Deployed this to 6 AIX 5.3 TL10 hosts last night and after applying the Read and Write protection to the directories for our application the directories did not lock down like they should have i.e we could both read and write data to the directories. But randomly it seems sometime overnight the read and write protection kicked in. Anybody notice this behavior?
Also I Checked the sadmin rp -l and sadmin wp -l and the directories are listed, and the features list shows deny-read enabled.

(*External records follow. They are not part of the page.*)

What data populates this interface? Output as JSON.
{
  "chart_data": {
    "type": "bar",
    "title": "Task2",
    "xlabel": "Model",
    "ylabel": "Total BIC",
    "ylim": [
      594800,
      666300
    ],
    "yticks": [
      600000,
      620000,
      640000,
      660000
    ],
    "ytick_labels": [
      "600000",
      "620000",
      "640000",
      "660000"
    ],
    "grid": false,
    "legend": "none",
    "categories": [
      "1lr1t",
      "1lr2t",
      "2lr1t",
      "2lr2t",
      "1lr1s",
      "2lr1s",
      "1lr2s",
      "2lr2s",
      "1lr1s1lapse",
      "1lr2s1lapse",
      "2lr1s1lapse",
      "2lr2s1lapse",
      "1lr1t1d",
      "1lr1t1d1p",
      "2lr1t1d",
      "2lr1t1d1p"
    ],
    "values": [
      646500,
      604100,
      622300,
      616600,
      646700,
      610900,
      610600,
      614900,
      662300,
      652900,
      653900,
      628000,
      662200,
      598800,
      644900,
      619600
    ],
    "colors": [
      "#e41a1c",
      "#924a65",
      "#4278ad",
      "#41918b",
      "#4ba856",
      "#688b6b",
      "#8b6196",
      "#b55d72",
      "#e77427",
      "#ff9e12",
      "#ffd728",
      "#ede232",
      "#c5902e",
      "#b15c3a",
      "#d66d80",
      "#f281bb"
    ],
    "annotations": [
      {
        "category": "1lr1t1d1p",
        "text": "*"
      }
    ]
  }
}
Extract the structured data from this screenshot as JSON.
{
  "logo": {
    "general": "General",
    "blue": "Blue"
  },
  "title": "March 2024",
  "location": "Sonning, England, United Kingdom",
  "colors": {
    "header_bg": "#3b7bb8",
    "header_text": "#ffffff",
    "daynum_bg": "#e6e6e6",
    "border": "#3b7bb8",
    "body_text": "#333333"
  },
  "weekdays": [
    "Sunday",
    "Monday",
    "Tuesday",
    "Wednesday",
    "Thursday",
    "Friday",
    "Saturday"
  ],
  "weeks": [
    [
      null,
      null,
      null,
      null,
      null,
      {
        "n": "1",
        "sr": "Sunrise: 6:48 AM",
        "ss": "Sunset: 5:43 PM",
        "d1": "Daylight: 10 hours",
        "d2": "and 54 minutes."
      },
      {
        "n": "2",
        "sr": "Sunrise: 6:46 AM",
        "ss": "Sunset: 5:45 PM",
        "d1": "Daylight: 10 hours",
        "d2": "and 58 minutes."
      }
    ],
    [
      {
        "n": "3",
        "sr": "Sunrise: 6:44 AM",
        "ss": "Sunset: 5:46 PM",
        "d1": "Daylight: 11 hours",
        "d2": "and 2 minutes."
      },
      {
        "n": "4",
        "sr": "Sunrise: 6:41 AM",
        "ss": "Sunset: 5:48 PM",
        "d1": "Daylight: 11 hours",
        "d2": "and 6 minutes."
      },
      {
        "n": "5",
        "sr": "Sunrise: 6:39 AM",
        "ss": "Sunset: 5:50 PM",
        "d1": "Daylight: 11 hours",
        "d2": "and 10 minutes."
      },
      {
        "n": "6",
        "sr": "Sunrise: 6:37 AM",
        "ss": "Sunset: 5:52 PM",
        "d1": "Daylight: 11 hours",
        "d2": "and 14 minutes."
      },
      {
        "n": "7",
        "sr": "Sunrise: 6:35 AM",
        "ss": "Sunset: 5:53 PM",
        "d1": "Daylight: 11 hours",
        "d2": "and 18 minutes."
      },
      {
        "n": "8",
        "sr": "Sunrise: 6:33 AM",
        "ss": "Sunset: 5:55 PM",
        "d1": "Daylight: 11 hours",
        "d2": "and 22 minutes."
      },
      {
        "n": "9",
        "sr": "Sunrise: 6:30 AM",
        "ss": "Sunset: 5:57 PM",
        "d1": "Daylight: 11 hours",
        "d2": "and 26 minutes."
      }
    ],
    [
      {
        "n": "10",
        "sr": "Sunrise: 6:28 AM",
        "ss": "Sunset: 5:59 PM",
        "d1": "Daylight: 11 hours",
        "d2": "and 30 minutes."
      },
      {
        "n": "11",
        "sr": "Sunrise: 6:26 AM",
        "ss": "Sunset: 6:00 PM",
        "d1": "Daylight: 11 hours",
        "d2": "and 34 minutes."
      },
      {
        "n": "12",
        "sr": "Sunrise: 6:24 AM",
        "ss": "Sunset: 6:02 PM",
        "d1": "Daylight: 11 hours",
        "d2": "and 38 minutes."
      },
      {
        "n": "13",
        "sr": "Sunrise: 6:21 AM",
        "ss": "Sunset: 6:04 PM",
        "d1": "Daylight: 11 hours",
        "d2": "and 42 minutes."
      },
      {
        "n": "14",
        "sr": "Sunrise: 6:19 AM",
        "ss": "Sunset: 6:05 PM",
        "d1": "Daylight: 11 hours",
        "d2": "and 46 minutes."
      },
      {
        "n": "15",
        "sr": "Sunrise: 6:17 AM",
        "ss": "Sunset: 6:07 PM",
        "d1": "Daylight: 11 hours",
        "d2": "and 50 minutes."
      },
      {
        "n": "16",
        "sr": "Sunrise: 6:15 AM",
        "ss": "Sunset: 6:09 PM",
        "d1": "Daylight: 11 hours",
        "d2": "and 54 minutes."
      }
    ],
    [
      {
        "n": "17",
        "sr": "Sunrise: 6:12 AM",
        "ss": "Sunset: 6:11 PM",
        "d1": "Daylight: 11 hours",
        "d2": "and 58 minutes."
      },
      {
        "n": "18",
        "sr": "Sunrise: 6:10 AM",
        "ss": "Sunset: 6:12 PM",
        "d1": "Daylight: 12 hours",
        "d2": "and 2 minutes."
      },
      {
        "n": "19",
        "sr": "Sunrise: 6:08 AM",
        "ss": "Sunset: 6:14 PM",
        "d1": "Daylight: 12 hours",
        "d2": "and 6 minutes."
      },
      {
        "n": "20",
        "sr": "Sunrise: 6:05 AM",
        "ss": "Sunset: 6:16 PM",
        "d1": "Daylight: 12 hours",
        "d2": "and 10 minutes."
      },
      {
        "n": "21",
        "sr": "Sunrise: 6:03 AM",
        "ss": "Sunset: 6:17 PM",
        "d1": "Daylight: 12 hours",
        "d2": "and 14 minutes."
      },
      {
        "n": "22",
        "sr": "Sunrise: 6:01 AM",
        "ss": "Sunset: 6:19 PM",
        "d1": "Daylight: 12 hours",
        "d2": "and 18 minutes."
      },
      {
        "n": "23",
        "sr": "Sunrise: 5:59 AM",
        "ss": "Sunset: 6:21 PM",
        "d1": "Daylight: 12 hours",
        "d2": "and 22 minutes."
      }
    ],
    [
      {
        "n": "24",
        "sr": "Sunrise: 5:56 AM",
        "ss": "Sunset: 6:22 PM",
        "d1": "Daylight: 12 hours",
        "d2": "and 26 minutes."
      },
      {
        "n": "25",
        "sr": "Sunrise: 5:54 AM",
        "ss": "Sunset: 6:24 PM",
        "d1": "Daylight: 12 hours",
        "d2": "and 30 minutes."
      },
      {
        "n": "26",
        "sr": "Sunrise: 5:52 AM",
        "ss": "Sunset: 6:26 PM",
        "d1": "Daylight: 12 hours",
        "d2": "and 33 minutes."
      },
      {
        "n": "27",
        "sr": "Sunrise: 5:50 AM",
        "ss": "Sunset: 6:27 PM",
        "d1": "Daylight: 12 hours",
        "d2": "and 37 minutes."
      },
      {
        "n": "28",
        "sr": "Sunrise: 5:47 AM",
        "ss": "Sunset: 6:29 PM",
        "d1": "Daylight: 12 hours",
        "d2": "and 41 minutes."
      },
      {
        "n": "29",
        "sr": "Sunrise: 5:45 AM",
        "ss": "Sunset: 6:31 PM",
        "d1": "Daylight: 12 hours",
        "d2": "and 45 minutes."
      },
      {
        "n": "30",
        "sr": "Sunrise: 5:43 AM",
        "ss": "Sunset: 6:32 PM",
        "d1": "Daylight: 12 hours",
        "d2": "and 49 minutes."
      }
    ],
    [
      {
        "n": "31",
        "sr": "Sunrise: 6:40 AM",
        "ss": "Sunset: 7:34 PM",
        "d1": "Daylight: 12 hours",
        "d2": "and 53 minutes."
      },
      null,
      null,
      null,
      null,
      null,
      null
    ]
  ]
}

That's the first I've heard of an issue like that. How did you apply the Read and Write protection, using the local CLI or was it pushed down through EPO or System Controller?
Once you made the policy change in EPO did you wake up the McAfee Agent to push down the policy change? I have to say I'm not an expert in that area of Solidcore but from what I remember if you don't do that then the change will not take affect until the next time the agent does a sync.
Thats actually a whole issue in itself. The McAfee Agent for AIX doesn't seem to have a collect and send option and the clients are behind a firewall that does not allow wakeup calls through. So I had to wait for the hourly ASCI to occur for them to get the policy. After the first ASCI i ran the commands remotely via client task and got the results on the next ASCI showing the folders in read/write protect and the application as an updater. However i could still read/write to the directories. 3 hours after i knew the policy was applied the drives were still open. I was going to wait until this morning to open a service ticket but when i came in this morning they were locked.